Do you ever feel like the thought of death is what keeps you alive? That you must hold on only to find a more perfect way of ending it all? I certainly do… I have so much to live for. But the thought of death seems to give me more will to live than any of the other things, if that makes any sense at all. Yet I can’t ever see myself going through with it, here in the real world. I fantasize about it all the time. It would be insanely easy to do. There’s a gun cabinet in my parents bedroom. I know where the key is. That’s not how I want to die, but it’s so tempting. I envision myself dead on the floor with blood spattered about. In my mind I’ve killed my self thousands of times. But I don’t even know if I have the guts to ever go through with it. It’s stupid. Living. Dying. All of it. All the pain it would cause my family and boyfriend. I could never hurt them. But I want to die.

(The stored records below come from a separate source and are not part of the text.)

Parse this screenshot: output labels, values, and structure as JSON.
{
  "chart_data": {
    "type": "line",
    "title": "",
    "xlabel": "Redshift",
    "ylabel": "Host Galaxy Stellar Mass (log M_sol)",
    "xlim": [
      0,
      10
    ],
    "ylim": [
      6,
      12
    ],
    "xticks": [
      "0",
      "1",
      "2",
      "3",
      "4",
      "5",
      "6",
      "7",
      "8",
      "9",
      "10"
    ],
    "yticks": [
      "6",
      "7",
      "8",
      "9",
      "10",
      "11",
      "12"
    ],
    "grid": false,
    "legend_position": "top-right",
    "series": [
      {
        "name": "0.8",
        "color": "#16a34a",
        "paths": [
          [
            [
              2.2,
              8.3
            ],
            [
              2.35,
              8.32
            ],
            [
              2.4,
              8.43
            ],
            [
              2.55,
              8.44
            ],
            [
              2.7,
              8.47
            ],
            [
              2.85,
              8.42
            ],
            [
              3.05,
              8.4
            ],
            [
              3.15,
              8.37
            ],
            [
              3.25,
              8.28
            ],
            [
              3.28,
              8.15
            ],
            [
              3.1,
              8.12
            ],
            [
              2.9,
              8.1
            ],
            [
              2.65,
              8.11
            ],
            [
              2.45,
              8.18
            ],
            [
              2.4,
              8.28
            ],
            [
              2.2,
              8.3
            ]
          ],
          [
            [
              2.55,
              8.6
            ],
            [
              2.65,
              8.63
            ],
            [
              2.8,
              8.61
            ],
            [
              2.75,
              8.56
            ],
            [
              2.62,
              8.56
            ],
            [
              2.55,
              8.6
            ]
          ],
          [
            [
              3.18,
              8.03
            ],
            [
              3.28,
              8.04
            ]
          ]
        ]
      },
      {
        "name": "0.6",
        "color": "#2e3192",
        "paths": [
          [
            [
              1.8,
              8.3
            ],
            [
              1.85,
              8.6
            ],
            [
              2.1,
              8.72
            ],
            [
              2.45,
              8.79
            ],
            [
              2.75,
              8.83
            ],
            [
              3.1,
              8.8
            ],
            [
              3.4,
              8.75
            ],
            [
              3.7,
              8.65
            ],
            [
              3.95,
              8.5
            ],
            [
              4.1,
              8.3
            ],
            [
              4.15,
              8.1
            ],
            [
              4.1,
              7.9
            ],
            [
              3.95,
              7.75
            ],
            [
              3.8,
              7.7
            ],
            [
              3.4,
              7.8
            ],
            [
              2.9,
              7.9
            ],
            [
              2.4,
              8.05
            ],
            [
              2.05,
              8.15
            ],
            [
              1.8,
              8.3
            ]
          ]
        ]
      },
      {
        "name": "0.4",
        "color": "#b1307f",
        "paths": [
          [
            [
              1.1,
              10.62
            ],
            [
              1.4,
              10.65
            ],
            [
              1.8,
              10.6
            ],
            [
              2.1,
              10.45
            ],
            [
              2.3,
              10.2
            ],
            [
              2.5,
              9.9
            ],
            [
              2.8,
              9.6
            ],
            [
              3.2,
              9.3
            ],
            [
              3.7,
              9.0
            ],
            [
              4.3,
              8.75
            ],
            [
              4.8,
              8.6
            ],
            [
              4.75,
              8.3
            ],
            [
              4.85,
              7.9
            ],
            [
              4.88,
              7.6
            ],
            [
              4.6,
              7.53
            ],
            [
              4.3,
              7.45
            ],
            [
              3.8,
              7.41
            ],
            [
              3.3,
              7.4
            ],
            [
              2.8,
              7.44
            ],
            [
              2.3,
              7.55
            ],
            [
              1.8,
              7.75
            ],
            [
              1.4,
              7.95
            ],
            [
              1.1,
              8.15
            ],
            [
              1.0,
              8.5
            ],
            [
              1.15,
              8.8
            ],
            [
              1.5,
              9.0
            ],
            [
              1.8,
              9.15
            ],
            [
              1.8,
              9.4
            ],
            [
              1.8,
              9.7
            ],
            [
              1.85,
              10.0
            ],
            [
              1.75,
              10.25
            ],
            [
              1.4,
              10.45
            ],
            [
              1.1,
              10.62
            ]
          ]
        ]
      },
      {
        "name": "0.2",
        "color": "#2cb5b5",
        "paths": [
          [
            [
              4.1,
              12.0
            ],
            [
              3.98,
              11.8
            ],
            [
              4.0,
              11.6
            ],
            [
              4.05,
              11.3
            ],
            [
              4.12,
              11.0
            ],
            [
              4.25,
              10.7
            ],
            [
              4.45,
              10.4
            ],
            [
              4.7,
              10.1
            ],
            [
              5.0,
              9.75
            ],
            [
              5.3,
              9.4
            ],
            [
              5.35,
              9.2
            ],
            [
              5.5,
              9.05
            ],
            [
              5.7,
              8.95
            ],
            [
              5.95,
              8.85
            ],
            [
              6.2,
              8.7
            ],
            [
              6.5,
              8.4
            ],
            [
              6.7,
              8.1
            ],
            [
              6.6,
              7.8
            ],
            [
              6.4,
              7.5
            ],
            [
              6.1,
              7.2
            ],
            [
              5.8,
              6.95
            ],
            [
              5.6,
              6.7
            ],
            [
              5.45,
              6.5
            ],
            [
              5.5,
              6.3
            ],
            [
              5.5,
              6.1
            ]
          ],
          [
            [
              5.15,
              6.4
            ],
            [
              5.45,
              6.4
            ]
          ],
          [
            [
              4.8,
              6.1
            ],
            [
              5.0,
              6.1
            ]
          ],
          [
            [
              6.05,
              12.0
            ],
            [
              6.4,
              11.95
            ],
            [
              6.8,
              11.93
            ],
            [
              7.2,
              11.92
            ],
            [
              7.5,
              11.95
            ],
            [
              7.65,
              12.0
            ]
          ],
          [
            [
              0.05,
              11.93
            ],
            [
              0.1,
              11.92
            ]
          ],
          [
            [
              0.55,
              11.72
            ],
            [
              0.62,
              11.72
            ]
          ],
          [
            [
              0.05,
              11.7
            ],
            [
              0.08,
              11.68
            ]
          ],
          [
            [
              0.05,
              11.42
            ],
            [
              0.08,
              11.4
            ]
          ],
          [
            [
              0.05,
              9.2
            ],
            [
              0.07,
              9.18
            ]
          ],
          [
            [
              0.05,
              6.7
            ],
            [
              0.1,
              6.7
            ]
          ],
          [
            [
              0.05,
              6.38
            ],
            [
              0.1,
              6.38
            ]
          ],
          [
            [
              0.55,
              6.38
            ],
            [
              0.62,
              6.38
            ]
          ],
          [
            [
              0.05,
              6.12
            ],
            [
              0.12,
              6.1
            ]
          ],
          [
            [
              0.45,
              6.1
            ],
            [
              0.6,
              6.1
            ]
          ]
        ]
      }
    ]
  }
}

On the news there are so many shootings and accidents. So many people (people who probably want to live) that are pointlessly dying. I would give anything to take the place of one of them, to spare them, and myself.
My perfect, wonderful life.
Girls are jealous of my body, guys want to be with me. They don’t know the starvation and binging and self hate and guilt and pain it took to get here, and I still hate how I look.
My boyfriend, the sweetest guy. So many people are looking for love, thinking it will fix something. In some ways it did, but while I love him, I’m still here.
My supportive loving family. On here I see so many who are abused, and I have never once had anything near the horror of that happen to me.
My faith, which should give me hope.
My good grades in school.
Everything. I’m not rich but far from poor, surrounded with people who love me, no real problems (my diet from another post, but in reality not the most horrible.)
So why am I still here? Why do I still cry, why do I still want to cut, why do I want to die? Why do I hate my very being?
It seems so wrong to wish something horrible happened to me. But at least then I might have a reason to feel this way. For now I just feel stupid.
3 comments
We like knowing reasons, it can help to make sense of the world, cause and effect, logical conclusion.
But there isn’t always a clear cut reason. Sometimes it’s just a fluke of genetics, wires got crossed and that’s it. People tend to point to a chemical imbalance, but who really knows. Stressors can make the feelings worse, hormones, sometimes they just cycle without warning. Even people who have some type of big event or trauma they can point to.. Things can still go in and out, regardless of any blessings or moving forward. You can actually be grateful for the good things in your life (and most people have a few things going for them, even if they aren’t felt too much) and still not be “ok”, doesn’t make your experience any less valid. I do know that getting down on yourself for “not having a reason” isn’t going to help you, probably just the opposite and feed into the cycle.
Death can be a comforting, if dark thought, but also after awhile focusing on it becomes a habit, living with it normal. Can’t give advice on how not to want to want it, tho, I’m terrible at breaking bad habits.
I always envy people whose parents have gun cabinets because I’ve always envisioned suicide by gunshot but my parents are not the type. You know, so many people do, and I always thought if only you know then it would be much easier to end my life. But, don’t do it, you know. You sound happy enough.
Of course I am older now (24) and I’ve finally after 12 years kicked the idea of gunshot suicide but now I’ve figured out other methods and to leave guns out of it cause although they do kill you easily it is not pretty and rather violent. Most people use guns because they see no other way to commit and no other way around it.